Northwell Health, a major hospital system in New York, is expanding its ultra-cold storage capacity. Although it is possible to deploy the vaccine before it spoils, Northwell Chief Pharmacy Officer Onisis Stefas said the hospital decided the freezer access would ensure a smooth rollout.
The cold storage requirements could impede Pfizer’s ability to reach rural healthcare systems and nursing homes, or less wealthy nations, which may not have the funds for the refrigeration units, experts said.
“If Pfizer’s is the only vaccine to be authorized in the next few months, we do worry about equity when it comes to spreading it to rural areas,” said Claire Hannan, executive director at the Association of Immunization Managers, a nonprofit organization representing state and local public health officials who handle vaccines.

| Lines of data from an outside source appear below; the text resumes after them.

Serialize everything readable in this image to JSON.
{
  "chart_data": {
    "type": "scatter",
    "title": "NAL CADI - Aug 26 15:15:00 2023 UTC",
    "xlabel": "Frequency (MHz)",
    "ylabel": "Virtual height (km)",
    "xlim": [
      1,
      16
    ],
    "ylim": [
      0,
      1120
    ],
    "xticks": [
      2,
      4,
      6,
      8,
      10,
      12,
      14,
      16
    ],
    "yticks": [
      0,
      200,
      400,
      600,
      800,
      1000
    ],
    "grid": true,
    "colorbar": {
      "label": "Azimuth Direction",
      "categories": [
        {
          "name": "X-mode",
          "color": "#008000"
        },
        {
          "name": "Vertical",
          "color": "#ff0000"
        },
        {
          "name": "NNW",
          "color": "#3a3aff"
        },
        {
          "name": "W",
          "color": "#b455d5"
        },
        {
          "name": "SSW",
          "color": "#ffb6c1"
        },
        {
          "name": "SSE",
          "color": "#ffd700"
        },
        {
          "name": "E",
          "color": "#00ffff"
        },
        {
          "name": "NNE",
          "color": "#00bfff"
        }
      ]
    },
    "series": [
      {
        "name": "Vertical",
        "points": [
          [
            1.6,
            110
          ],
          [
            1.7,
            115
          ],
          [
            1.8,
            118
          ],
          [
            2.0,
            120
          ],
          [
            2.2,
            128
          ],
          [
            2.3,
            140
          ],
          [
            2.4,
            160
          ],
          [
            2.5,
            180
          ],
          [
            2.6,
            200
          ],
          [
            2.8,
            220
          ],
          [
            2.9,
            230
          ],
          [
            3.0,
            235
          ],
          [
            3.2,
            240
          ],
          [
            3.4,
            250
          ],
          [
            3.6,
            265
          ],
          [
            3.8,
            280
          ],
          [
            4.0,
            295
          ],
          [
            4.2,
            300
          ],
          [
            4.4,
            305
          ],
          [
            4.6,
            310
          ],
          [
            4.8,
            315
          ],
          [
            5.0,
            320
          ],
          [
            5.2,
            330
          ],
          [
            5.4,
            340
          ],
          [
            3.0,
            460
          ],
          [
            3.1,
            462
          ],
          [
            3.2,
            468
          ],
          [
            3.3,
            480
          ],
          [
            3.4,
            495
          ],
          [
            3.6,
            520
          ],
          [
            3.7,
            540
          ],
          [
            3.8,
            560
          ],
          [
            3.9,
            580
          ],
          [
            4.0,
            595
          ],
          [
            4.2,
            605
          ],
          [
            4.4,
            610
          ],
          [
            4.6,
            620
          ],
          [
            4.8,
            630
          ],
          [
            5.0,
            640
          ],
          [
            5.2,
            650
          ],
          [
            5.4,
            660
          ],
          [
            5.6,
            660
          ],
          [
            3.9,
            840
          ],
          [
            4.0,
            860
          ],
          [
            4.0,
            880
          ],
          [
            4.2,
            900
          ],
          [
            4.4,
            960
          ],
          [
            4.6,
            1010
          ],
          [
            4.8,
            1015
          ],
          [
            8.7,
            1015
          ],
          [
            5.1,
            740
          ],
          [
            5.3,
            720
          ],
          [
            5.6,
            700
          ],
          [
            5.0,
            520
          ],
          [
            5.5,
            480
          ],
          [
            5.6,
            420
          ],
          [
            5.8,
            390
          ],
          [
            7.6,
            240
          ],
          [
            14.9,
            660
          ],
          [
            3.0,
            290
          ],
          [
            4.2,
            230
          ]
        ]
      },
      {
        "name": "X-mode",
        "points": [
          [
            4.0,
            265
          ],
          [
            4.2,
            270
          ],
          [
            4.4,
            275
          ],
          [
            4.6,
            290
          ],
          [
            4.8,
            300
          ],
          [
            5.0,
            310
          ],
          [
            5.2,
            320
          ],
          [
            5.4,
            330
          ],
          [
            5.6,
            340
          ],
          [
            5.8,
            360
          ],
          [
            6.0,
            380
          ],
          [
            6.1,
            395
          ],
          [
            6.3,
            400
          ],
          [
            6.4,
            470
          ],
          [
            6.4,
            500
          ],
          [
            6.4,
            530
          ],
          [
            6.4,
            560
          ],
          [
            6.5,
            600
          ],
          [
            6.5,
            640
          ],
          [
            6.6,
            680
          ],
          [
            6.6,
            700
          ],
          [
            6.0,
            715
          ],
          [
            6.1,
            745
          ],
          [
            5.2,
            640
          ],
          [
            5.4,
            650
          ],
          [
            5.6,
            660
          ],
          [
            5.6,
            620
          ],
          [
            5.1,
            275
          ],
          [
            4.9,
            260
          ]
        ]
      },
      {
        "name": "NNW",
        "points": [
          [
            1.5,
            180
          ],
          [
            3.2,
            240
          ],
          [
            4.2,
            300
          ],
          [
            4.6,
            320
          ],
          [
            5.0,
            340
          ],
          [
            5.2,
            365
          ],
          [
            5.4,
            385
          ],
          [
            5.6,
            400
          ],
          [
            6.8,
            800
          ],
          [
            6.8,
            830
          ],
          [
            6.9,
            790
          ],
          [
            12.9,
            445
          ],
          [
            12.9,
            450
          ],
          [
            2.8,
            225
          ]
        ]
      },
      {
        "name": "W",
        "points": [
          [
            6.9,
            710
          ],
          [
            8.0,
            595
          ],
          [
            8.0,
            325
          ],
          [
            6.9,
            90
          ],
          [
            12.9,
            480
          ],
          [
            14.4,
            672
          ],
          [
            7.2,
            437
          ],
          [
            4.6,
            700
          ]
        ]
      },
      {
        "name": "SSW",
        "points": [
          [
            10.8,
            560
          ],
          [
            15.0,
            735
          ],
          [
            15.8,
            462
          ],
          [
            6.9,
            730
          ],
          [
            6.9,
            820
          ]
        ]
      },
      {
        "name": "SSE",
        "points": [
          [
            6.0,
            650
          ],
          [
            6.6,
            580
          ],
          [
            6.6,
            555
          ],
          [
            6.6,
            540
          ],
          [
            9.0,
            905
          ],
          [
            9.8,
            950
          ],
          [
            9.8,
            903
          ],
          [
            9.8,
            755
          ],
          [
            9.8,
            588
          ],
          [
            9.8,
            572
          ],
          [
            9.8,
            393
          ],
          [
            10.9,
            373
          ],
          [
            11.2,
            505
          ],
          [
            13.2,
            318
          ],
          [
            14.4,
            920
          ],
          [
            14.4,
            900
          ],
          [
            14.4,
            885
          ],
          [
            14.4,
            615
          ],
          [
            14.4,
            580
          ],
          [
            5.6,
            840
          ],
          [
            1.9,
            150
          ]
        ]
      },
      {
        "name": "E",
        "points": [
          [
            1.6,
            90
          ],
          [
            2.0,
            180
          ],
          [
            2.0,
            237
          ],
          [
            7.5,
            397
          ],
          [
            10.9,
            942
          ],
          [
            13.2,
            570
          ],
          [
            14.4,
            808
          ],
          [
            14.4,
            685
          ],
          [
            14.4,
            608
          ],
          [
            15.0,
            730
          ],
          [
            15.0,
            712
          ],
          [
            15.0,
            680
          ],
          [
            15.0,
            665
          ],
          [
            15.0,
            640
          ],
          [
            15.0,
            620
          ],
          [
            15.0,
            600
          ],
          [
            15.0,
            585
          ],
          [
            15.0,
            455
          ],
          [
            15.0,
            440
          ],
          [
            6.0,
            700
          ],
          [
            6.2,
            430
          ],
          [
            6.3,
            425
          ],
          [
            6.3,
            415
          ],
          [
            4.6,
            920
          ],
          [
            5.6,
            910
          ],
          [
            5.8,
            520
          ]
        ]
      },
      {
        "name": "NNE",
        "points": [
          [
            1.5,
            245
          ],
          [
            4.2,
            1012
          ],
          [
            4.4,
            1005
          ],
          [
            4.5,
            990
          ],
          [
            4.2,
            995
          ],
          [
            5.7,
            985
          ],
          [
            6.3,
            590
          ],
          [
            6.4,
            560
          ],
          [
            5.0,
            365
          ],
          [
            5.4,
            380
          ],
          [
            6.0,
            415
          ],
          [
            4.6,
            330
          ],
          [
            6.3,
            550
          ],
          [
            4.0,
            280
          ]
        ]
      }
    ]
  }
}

Ultra-cold freezer supplies are already limited as hospitals scramble to stock up, Stefas said.
Some states have said they have a shortage of ultra-cold freezers, according to public documents that states filed with the U.S. Centers for Disease Control.
New Hampshire has purchased extra ultra-cold freezers and like other states is lobbying the Trump administration for additional funds, the documents show.
California has also said ultra-cold freezer supplies are limited and roughly half of the states’ health departments are looking in to purchasing or leasing additional cold storage supplies.
It has proposed building a distribution network of ultra-cold freezers, including mobile vaccination clinics, to reach underserved areas around the state. California said it will not provide vaccine supplies to facilities without adequate cold-storage capabilities.
Without the extra equipment, doctors will have a dilemma: store vaccines in standard refrigerators and deploy all 975 doses in each Pfizer vaccine container in less than five days or restock them with dry ice and open them only twice a day to extend the vaccines’ life span, Hannan said.
“I think it will be difficult, but based on the task and how important it is, people will do the best to their ability to make that happen,” Stefas said.